Nombre de messages: 1470 Localisation: Gallardon Date d'inscription: 21/10/2007
Sujet: On quitte un à un la vie - Jean Ferrat Sam 13 Mar 2010 - 18:05
Ils quittent un à un le pays Pour s'en aller gagner leur vie Loin de la terre où ils sont nés Depuis longtemps ils en rêvaient De la ville et de ses secrets Du formica et du ciné Les vieux ça n'était pas original Quand ils s'essuyaient machinal D'un revers de manche les lèvres Mais ils savaient tous à propos Tuer la caille ou le perdreau Et manger la tomme de chèvre
Pourtant que la montagne est belle Comment peut-on s'imaginer En voyant un vol d'hirondelles Que l'automne vient d'arriver ?

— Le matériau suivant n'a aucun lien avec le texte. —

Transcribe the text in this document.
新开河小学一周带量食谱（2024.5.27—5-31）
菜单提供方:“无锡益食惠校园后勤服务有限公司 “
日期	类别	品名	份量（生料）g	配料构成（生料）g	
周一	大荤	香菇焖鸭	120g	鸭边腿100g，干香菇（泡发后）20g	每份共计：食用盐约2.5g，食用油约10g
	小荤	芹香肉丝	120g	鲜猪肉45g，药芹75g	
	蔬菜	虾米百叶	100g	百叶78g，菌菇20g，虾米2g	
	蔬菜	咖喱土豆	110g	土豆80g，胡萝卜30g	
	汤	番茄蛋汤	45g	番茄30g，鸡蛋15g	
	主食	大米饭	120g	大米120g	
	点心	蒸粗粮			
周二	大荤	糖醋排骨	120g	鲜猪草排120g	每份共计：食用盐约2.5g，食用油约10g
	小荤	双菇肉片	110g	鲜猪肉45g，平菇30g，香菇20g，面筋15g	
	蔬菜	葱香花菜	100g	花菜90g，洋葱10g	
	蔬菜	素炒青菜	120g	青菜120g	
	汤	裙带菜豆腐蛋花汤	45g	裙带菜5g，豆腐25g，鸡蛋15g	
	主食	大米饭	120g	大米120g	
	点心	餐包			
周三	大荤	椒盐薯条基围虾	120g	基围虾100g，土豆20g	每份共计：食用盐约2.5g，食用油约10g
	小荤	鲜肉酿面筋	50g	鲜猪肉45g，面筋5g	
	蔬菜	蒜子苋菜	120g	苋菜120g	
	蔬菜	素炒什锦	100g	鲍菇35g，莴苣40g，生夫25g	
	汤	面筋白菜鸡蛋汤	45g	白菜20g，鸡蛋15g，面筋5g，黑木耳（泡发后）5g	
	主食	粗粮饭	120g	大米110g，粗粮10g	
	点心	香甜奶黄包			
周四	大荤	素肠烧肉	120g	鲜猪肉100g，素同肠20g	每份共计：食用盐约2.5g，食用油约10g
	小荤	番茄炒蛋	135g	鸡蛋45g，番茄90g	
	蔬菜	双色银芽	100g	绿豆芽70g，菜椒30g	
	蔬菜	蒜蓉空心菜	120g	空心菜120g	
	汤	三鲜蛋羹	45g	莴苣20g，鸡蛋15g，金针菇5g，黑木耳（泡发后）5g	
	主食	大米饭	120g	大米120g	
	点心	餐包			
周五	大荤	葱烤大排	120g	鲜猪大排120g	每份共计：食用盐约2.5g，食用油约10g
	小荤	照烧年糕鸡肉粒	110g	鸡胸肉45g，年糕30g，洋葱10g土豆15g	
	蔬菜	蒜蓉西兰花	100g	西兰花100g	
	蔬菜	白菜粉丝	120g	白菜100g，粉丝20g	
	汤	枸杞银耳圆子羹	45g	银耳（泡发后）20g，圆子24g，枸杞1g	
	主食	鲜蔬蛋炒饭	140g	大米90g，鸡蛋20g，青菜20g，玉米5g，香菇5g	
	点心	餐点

Avec leurs mains dessus leurs têtes Ils avaient monté des murettes Jusqu'au sommet de la colline Qu'importent les jours les années Ils avaient tous l'âme bien née Noueuse comme un pied de vigne Les vignes elles courent dans la forêt Le vin ne sera plus tiré C'était une horrible piquette Mais il faisait des centenaires A ne plus que savoir en faire S'il ne vous tournait pas la tête
Pourtant que la montagne est belle Comment peut-on s'imaginer En voyant un vol d'hirondelles Que l'automne vient d'arriver ?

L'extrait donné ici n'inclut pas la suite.